I have some questions regarding how Alloy simplifies integer bounds.

Let's suppose I have the following Alloy model:

abstract sig A {
  f1: lone A,
  f2: lone Int
}
one sig A0,A1,A2,A3 extends A {}
fact {
  f1 in  A0->A0 + A1->A1 + A2->A2
}
run {}

Next I execute the "run command" setting the message verbosity to "debug only". The output says:

{...}
Simplifying the bounds...
Comment: Simplify this/A.f1 16->3
Solver=minisatprover(jni) Bitwidth=4 MaxSeq=4 SkolemDepth=1 Symmetry=20
{...}

The comment line tells us that an upper bound  of size 3 was inferred for relation f1. By inspecting the Kodkod output it is possible to known exactly which are these three tuples : A0->A0, A1->A1 and A2->A2.

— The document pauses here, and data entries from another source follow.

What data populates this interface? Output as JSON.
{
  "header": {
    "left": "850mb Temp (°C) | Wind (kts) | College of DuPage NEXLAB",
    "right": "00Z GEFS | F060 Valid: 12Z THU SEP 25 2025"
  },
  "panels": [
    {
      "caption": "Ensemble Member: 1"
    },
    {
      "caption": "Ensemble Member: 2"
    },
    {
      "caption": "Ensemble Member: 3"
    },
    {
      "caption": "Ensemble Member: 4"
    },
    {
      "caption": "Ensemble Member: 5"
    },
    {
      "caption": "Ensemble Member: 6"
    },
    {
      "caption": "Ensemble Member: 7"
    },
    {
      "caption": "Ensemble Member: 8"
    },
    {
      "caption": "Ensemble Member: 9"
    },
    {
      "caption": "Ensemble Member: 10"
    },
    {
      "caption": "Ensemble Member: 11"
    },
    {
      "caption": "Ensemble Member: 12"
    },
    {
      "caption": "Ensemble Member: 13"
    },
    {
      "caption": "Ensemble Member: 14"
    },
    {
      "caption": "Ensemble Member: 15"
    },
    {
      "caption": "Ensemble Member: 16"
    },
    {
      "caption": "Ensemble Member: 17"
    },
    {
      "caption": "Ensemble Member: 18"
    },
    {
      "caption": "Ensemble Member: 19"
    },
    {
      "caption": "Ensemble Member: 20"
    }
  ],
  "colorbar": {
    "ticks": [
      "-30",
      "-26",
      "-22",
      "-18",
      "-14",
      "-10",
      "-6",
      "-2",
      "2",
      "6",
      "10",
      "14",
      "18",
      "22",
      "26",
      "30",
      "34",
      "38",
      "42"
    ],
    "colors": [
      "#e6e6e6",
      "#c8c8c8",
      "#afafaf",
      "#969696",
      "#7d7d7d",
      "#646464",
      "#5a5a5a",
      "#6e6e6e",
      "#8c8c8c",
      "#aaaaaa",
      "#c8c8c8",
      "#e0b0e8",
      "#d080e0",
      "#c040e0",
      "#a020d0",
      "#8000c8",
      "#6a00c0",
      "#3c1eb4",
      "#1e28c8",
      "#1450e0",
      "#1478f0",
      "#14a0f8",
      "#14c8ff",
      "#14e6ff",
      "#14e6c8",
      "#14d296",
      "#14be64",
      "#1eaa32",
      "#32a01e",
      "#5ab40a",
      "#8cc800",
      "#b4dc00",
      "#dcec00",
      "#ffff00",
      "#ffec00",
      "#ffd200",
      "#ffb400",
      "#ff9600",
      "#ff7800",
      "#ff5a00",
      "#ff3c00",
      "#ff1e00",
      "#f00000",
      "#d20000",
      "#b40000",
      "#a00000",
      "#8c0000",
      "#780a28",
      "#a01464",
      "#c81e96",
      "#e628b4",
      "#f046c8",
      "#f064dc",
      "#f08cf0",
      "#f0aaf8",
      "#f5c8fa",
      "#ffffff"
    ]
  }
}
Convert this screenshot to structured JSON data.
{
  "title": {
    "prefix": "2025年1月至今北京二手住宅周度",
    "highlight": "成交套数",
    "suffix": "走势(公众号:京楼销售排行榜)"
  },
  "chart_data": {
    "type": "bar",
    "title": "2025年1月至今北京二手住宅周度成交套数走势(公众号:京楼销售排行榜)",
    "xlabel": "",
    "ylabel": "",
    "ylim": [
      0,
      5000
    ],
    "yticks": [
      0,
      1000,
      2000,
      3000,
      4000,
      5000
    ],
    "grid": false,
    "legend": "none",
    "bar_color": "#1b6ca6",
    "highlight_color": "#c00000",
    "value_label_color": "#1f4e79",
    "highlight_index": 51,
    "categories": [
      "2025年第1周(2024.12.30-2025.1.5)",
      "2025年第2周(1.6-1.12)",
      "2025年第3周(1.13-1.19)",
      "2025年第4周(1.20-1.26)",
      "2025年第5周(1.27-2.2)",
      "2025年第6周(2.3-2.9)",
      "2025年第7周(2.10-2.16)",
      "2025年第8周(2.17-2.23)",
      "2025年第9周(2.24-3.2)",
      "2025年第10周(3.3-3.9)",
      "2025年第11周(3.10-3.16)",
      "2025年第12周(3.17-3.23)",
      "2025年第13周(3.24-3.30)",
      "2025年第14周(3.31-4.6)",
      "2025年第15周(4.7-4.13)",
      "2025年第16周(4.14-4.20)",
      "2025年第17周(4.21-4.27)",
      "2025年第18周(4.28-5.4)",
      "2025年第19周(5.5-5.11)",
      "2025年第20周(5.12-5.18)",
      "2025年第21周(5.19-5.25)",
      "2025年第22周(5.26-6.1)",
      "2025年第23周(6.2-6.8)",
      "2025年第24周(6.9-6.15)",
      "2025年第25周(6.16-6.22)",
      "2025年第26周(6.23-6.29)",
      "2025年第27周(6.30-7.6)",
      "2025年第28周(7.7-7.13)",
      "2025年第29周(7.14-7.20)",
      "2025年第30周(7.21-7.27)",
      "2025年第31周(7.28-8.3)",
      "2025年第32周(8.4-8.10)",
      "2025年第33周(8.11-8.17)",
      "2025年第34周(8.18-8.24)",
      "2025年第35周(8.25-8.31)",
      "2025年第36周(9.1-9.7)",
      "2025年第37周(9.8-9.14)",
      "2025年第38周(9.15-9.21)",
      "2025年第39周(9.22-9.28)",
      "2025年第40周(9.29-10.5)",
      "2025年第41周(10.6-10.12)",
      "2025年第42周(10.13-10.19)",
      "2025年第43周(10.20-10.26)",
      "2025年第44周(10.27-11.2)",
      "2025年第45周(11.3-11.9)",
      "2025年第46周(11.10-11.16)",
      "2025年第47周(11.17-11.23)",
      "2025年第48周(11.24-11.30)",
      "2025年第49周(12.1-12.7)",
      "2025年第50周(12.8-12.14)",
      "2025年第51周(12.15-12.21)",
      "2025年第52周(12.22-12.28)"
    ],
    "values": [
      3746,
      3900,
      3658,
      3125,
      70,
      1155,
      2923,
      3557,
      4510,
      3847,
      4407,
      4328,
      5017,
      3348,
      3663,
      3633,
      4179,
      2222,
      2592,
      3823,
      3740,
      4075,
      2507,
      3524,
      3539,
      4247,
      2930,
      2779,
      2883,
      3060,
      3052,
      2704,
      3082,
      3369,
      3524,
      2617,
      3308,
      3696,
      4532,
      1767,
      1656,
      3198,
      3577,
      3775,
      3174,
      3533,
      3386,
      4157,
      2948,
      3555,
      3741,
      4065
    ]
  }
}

Expecting a similar upper bound should be inferred for relation f2, I introduce the following fact to the model

fact {
  f2 in A0-> 0 + A1 -> 1 + A2 ->2
}

The expected upper bound should have only three tuples : A0->0, A1->1 and A2->2. To my surprise, when I execute  the run command again the result was :

{...}
Simplifying the bounds...
Comment: Simplify this/A.f1 16->3
Comment: Simplify this/A.f2 64->48
Solver=minisatprover(jni) Bitwidth=4 MaxSeq=4 SkolemDepth=1 Symmetry=20
{...}

Instead of inferring an upper bound of size 3, Alloy inferred an upper bound that contains 48 tuples. Looking into the Kodkod output I discover that these tuples were exactly : A0 -> Int, A1 -> Int, A2 -> Int. In other words, in the presence of integer atoms, the upper bound was over approximated.

My questions are:

* Is this a desired behavior of the Alloy Analyzer ? Why the component responsible of simplifying the bounds should ?

* Is it possible that the bound simplifier should be more accurate ?

* Could this be a feature request ticket ?

Best--
Juan